If I take, say, a MySQL server and mount its data partition in a way that ignores sync() calls, would I lose more data after I pull the plug or the same amount?
There is a difference between “cannot guarantee” and “less likely”. Sure, something like ext4 may not guarantee it, but data loss would be less likely and with something like zfs the data loss would be even less likely.
To run a Storj node you should not buy new hardware, just use what you have and what you already keep online anyway, but buy a UPS, a server with two power supplies and make sure nobody can pull the plug on it.
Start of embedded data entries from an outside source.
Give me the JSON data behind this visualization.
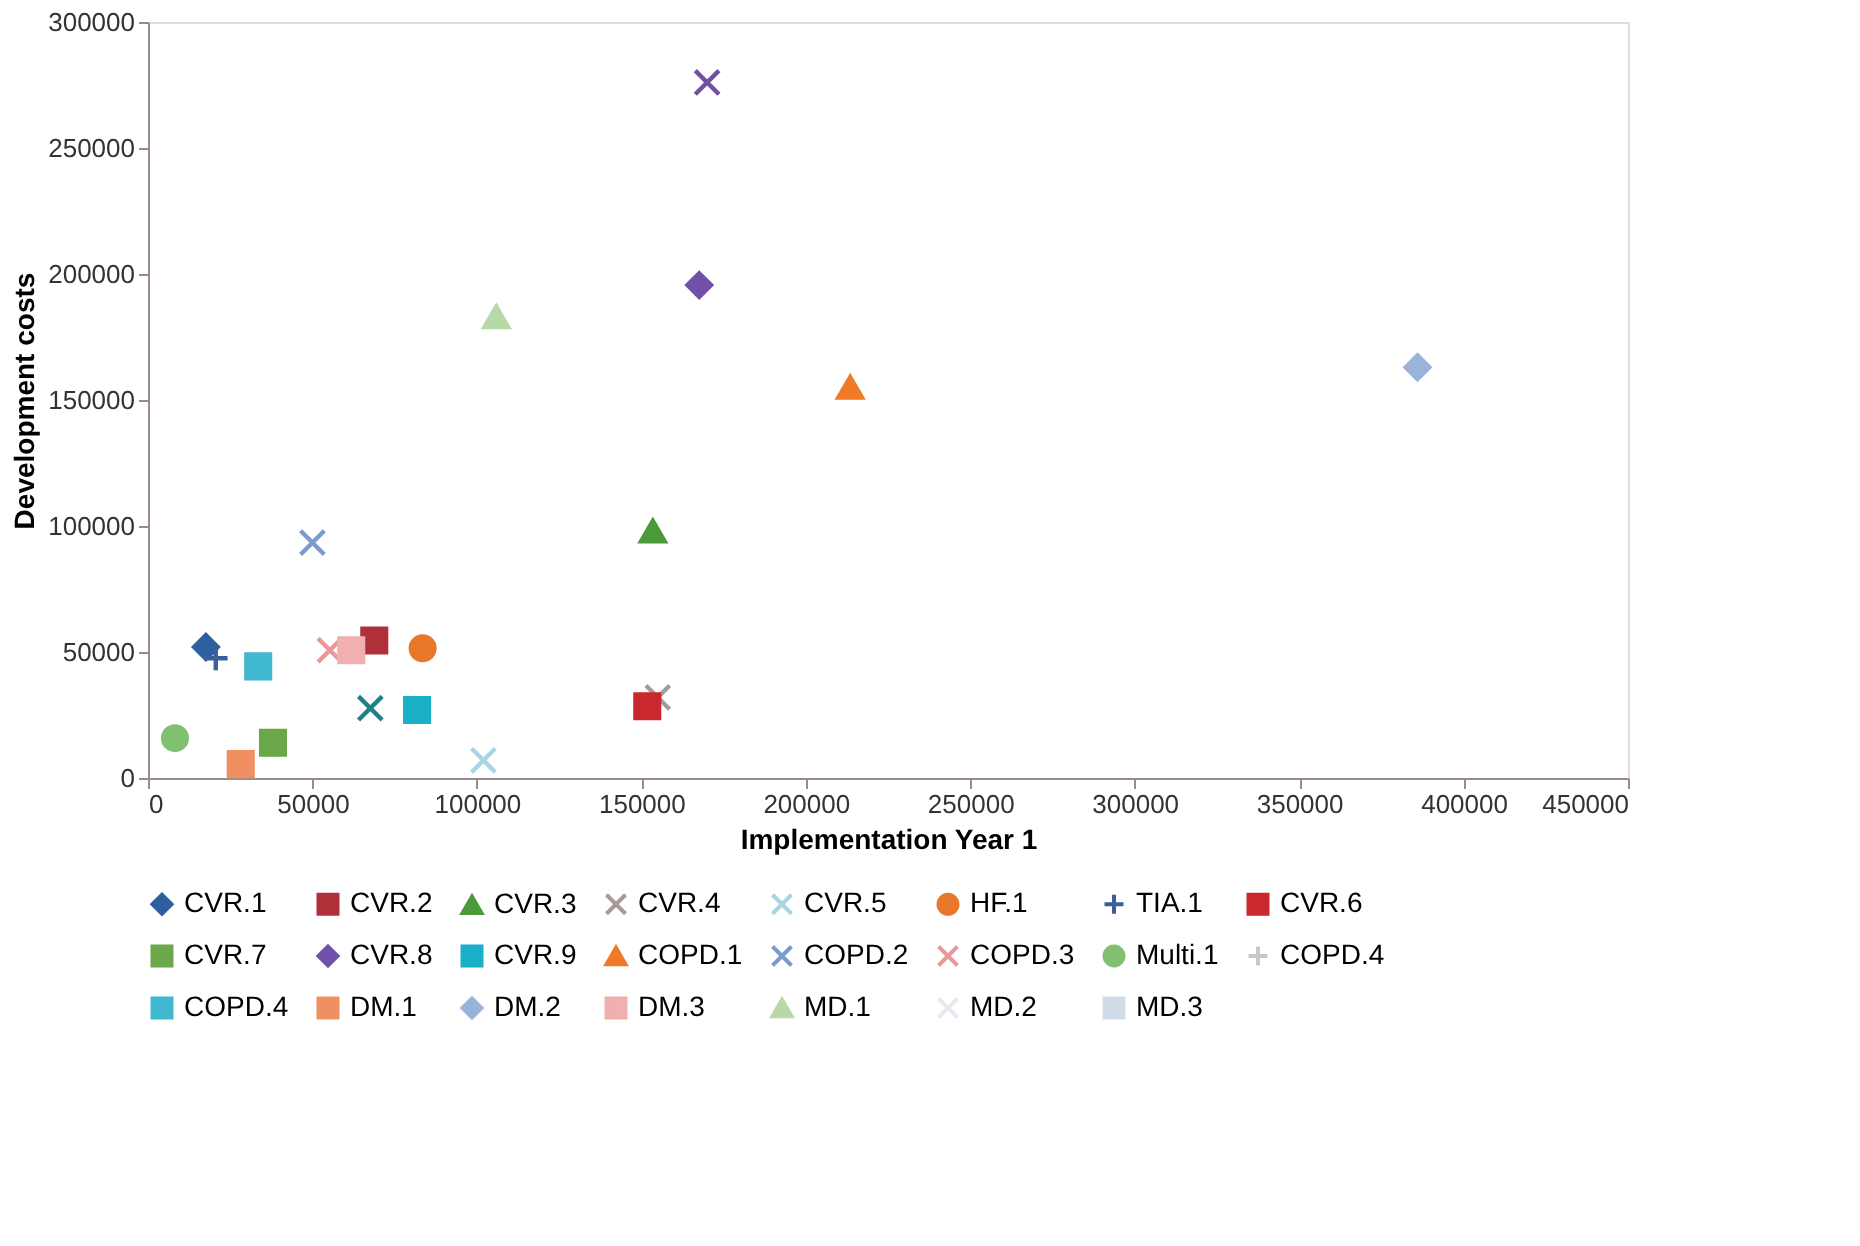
{
  "chart_data": {
    "type": "scatter",
    "xlabel": "Implementation Year 1",
    "ylabel": "Development costs",
    "xlim": [
      0,
      450000
    ],
    "xticks": [
      0,
      50000,
      100000,
      150000,
      200000,
      250000,
      300000,
      350000,
      400000,
      450000
    ],
    "ylim": [
      0,
      300000
    ],
    "yticks": [
      0,
      50000,
      100000,
      150000,
      200000,
      250000,
      300000
    ],
    "grid": false,
    "legend": "bottom",
    "series": [
      {
        "name": "CVR.1",
        "color": "#2e5f9e",
        "marker": "diamond",
        "x": [
          17600
        ],
        "values": [
          52000
        ]
      },
      {
        "name": "CVR.2",
        "color": "#b0303a",
        "marker": "square",
        "x": [
          68800
        ],
        "values": [
          54600
        ]
      },
      {
        "name": "CVR.3",
        "color": "#4a9a3a",
        "marker": "triangle",
        "x": [
          153500
        ],
        "values": [
          98000
        ]
      },
      {
        "name": "CVR.4",
        "color": "#a89a9a",
        "marker": "cross",
        "x": [
          155000
        ],
        "values": [
          32000
        ]
      },
      {
        "name": "CVR.5",
        "color": "#a8d4e4",
        "marker": "cross",
        "x": [
          102000
        ],
        "values": [
          7000
        ]
      },
      {
        "name": "HF.1",
        "color": "#e8782a",
        "marker": "circle",
        "x": [
          83500
        ],
        "values": [
          51500
        ]
      },
      {
        "name": "TIA.1",
        "color": "#3a5f9a",
        "marker": "plus",
        "x": [
          20600
        ],
        "values": [
          47500
        ]
      },
      {
        "name": "CVR.6",
        "color": "#c8282e",
        "marker": "square",
        "x": [
          151800
        ],
        "values": [
          28500
        ]
      },
      {
        "name": "CVR.7",
        "color": "#6aa84a",
        "marker": "square",
        "x": [
          38000
        ],
        "values": [
          14000
        ]
      },
      {
        "name": "CVR.8",
        "color": "#7050a8",
        "marker": "diamond",
        "x": [
          167600
        ],
        "values": [
          195600
        ]
      },
      {
        "name": "CVR.9",
        "color": "#1ab0c8",
        "marker": "square",
        "x": [
          81800
        ],
        "values": [
          27000
        ]
      },
      {
        "name": "COPD.1",
        "color": "#f07a28",
        "marker": "triangle",
        "x": [
          213500
        ],
        "values": [
          155000
        ]
      },
      {
        "name": "COPD.2",
        "color": "#7a9ad0",
        "marker": "cross",
        "x": [
          50000
        ],
        "values": [
          93400
        ]
      },
      {
        "name": "COPD.3",
        "color": "#e89a9a",
        "marker": "cross",
        "x": [
          55300
        ],
        "values": [
          50700
        ]
      },
      {
        "name": "Multi.1",
        "color": "#80c070",
        "marker": "circle",
        "x": [
          8200
        ],
        "values": [
          15800
        ]
      },
      {
        "name": "COPD.4",
        "color": "#c8c8c8",
        "marker": "plus",
        "x": [
          null
        ],
        "values": [
          null
        ]
      },
      {
        "name": "COPD.4",
        "color": "#40b8d0",
        "marker": "square",
        "x": [
          33500
        ],
        "values": [
          44300
        ]
      },
      {
        "name": "DM.1",
        "color": "#f09060",
        "marker": "square",
        "x": [
          28200
        ],
        "values": [
          5500
        ]
      },
      {
        "name": "DM.2",
        "color": "#98b4d8",
        "marker": "diamond",
        "x": [
          386000
        ],
        "values": [
          163000
        ]
      },
      {
        "name": "DM.3",
        "color": "#f0b0b0",
        "marker": "square",
        "x": [
          61800
        ],
        "values": [
          50700
        ]
      },
      {
        "name": "MD.1",
        "color": "#b8d8a8",
        "marker": "triangle",
        "x": [
          105900
        ],
        "values": [
          183000
        ]
      },
      {
        "name": "MD.2",
        "color": "#e8e8f0",
        "marker": "cross",
        "x": [
          null
        ],
        "values": [
          null
        ]
      },
      {
        "name": "MD.3",
        "color": "#d0dce8",
        "marker": "square",
        "x": [
          null
        ],
        "values": [
          null
        ]
      },
      {
        "color": "#7050a0",
        "marker": "cross",
        "x": [
          170000
        ],
        "values": [
          276000
        ]
      },
      {
        "color": "#20808a",
        "marker": "cross",
        "x": [
          67600
        ],
        "values": [
          27700
        ]
      }
    ]
  }
}
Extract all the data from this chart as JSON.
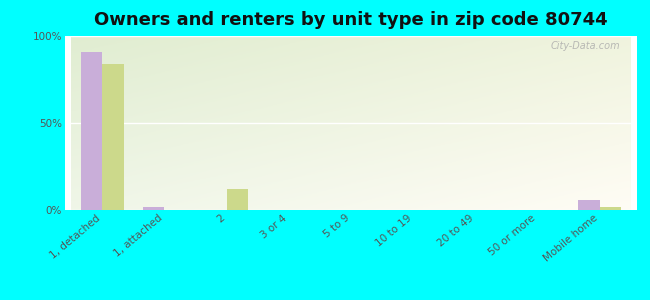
{
  "title": "Owners and renters by unit type in zip code 80744",
  "categories": [
    "1, detached",
    "1, attached",
    "2",
    "3 or 4",
    "5 to 9",
    "10 to 19",
    "20 to 49",
    "50 or more",
    "Mobile home"
  ],
  "owner_values": [
    91,
    2,
    0,
    0,
    0,
    0,
    0,
    0,
    6
  ],
  "renter_values": [
    84,
    0,
    12,
    0,
    0,
    0,
    0,
    0,
    2
  ],
  "owner_color": "#c9aed9",
  "renter_color": "#ccd98b",
  "background_color": "#00ffff",
  "ylabel_ticks": [
    "0%",
    "50%",
    "100%"
  ],
  "ytick_vals": [
    0,
    50,
    100
  ],
  "ylim": [
    0,
    100
  ],
  "bar_width": 0.35,
  "title_fontsize": 13,
  "tick_fontsize": 7.5,
  "legend_fontsize": 9,
  "watermark": "City-Data.com"
}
The overhead would not be experienced by eeryone if it is an option. Something in between the current way of doing things and mounting the data partition with sync option.
I don’t think this is what elek implied. There’s a saner route—still operate without flushes, just have an automated way of recovering what’s easily possible after a crash. Like, if a node would lose last ten minutes of uploads, nobody will cry, this is <1% of a single day, well within operational requirements for a storage node.